Predict Args - Ultralytics

Argument	Type	Default	Description
`source`	`str` or `int` or `None`	`None`	Specifies the data source for inference. Can be an image path, video file, directory, URL, or device ID for live feeds. If omitted, a warning is logged and the model falls back to the built-in demo assets (`ultralytics/assets`, or a demo URL for OBB). Supports a wide range of formats and sources, enabling flexible application across different types of input.
`conf`	`float`	`0.25`	Sets the minimum confidence threshold for detections. Objects detected with confidence below this threshold will be disregarded. Adjusting this value can help reduce false positives.
`iou`	`float`	`0.7`	Intersection Over Union (IoU) threshold for Non-Maximum Suppression (NMS). Lower values result in fewer detections by eliminating overlapping boxes, useful for reducing duplicates.
`imgsz`	`int` or `tuple`	`640`	Defines the image size for inference. Can be a single integer `640` for square resizing or a (height, width) tuple.

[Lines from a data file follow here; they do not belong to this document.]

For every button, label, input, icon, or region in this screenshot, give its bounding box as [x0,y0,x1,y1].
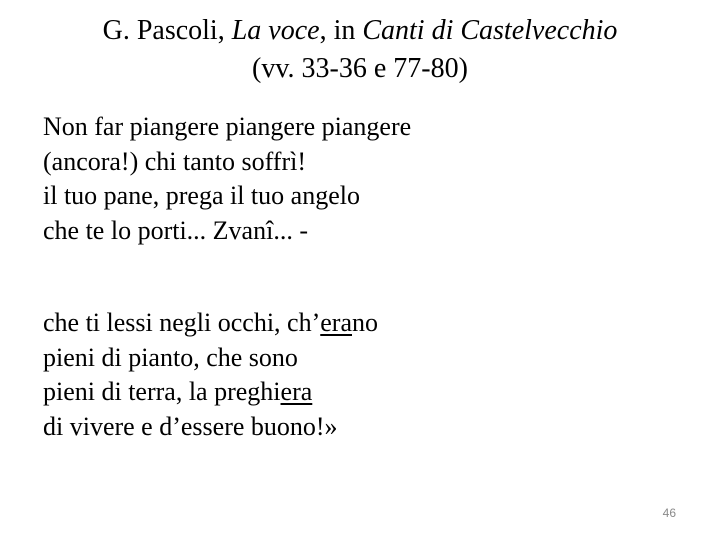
verse-line: Non far piangere piangere piangere [43,112,412,141]
stanza-2 [43,306,378,444]
verse-line: il tuo pane, prega il tuo angelo [43,181,360,210]
verse-segment: no [352,308,378,337]
title-connector: , in [319,15,363,46]
underlined-syllable: era [280,377,313,406]
underlined-syllable: era [320,308,352,337]
verse-segment: che ti lessi negli occhi, ch’ [43,308,321,337]
verse-line [43,306,378,341]
title-poem: La voce [231,15,320,46]
slide-title [0,12,720,88]
verse-line: che te lo porti... Zvanî... - [43,215,308,245]
title-author: G. Pascoli, [102,15,232,46]
verse-line: di vivere e d’essere buono!» [43,411,338,441]
verse-line [43,375,378,410]
title-collection: Canti di Castelvecchio [362,15,618,46]
title-line-1 [0,12,720,50]
verse-segment: pieni di terra, la preghi [43,377,281,406]
verse-line: pieni di pianto, che sono [43,342,298,372]
title-line-2: (vv. 33-36 e 77-80) [252,53,468,84]
verse-line: (ancora!) chi tanto soffrì! [43,146,307,176]
slide-number: 46 [662,506,676,520]
stanza-1 [43,110,411,248]
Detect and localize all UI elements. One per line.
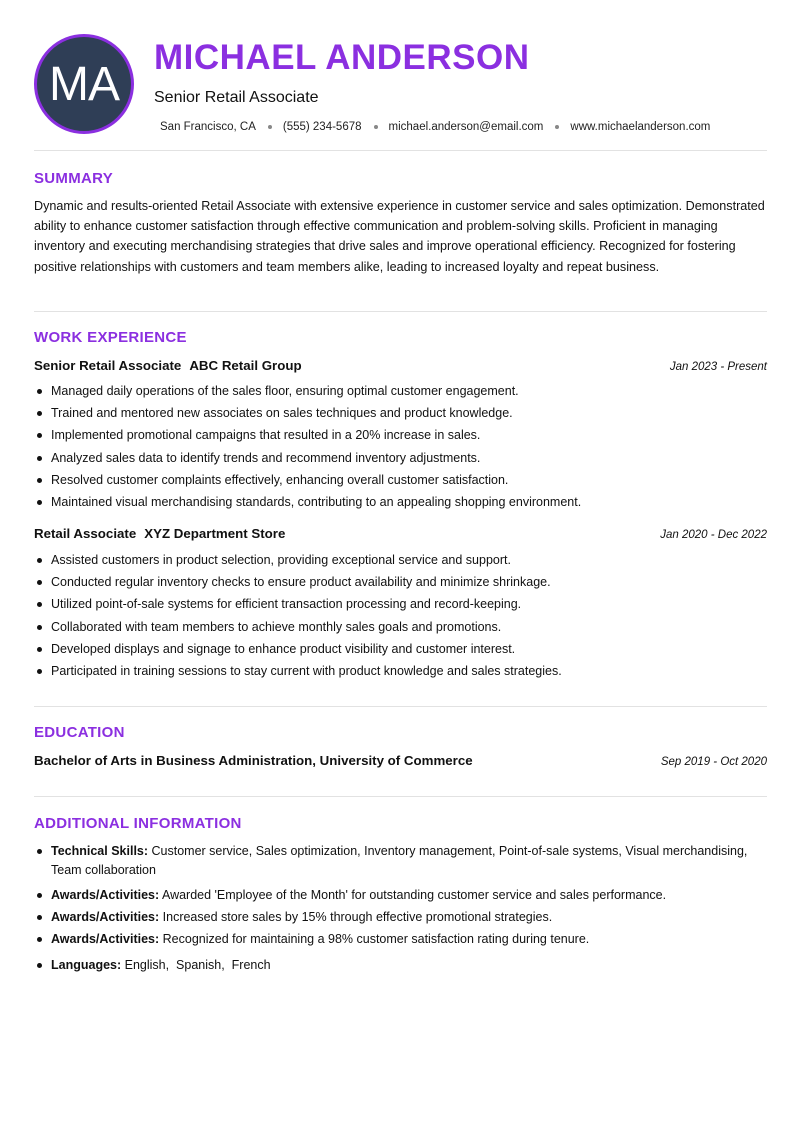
- contact-row: [160, 121, 710, 133]
- list-item: Maintained visual merchandising standards, contributing to an appealing shopping environment.: [34, 491, 767, 513]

Proper sizing can improve detection accuracy and processing speed.
`rect`	`bool`	`True`	If enabled, minimally pads the shorter side of the image until it's divisible by stride to improve inference speed. If disabled, pads the image to a square during inference.
`half`	`bool`	`False`	Enables half-precision (FP16) inference, which can speed up model inference on supported GPUs with minimal impact on accuracy.
`device`	`str`	`None`	Specifies the device for inference (e.g., `cpu`, `cuda:0`, `0`, `npu` or `npu:0`). Allows users to select between CPU, a specific GPU, Huawei Ascend NPU, or other compute devices for model execution.
`batch`	`int`	`1`	Specifies the batch size for inference (only works when the source is a directory, video file, or `.txt` file). A larger batch size can provide higher throughput, shortening the total amount of time required for inference.
`max_det`	`int`	`300`	Maximum number of detections allowed per image. Limits the total number of objects the model can detect in a single inference, preventing excessive outputs in dense scenes.
`vid_stride`	`int`	`1`	Frame stride for video inputs. Allows skipping frames in videos to speed up processing at the cost of temporal resolution. A value of 1 processes every frame, higher values skip frames.
`stream_buffer`	`bool`	`False`	Determines whether to queue incoming frames for video streams. If `False`, old frames get dropped to accommodate new frames (optimized for real-time applications). If `True`, queues new frames in a buffer, ensuring no frames get skipped, but will cause latency if inference FPS is lower than stream FPS.
`visualize`	`bool`	`False`	Activates visualization of model features during inference, providing insights into what the model is "seeing". Useful for debugging and model interpretation.
`augment`	`bool`	`False`	Enables test-time augmentation (TTA) for predictions, potentially improving detection robustness at the cost of inference speed.
`agnostic_nms`	`bool`	`False`	Enables class-agnostic Non-Maximum Suppression (NMS), which merges overlapping boxes of different classes. Useful in multi-class detection scenarios where class overlap is common. For end-to-end models (YOLO26, YOLOv10), this only prevents the same detection from appearing with multiple class labels (IoU=1.0 duplicates) and does not perform IoU-threshold-based suppression between distinct boxes.
`classes`	`list[int]`	`None`	Filters predictions to a set of class IDs. Only detections belonging to the specified classes will be returned. Useful for focusing on relevant objects in multi-class detection tasks.
`retina_masks`	`bool`	`False`	Returns high-resolution segmentation masks. The returned masks (`masks.data`) will match the original image size if enabled. If disabled, they have the image size used during inference.
`embed`	`list[int]`	`None`	Specifies the layers from which to extract feature vectors or embeddings. Useful for downstream tasks like clustering or similarity search.
`project`	`str`	`None`	Name of the project directory where prediction outputs are saved if `save` is enabled.
`name`	`str`	`None`	Name of the prediction run. Used for creating a subdirectory within the project folder, where prediction outputs are stored if `save` is enabled.
`stream`	`bool`	`False`	Enables memory-efficient processing for long videos or numerous images by returning a generator of Results objects instead of loading all frames into memory at once.
`verbose`	`bool`	`True`	Controls whether to display detailed inference logs in the terminal, providing real-time feedback on the prediction process.
`compile`	`bool` or `str`	`False`	Enables PyTorch 2.x `torch.compile` graph compilation with `backend='inductor'`. Accepts `True` → `"default"`, `False` → disables, or a string mode such as `"default"`, `"reduce-overhead"`, `"max-autotune-no-cudagraphs"`. Falls back to eager with a warning if unsupported.
`end2end`	`bool`	`None`	Overrides the end-to-end mode in YOLO models that support NMS-free inference (YOLO26, YOLOv10). Setting it to `False` lets you run prediction using the traditional NMS pipeline, additionally allowing you to make use of the `iou` argument. See the End-to-End Detection guide for details.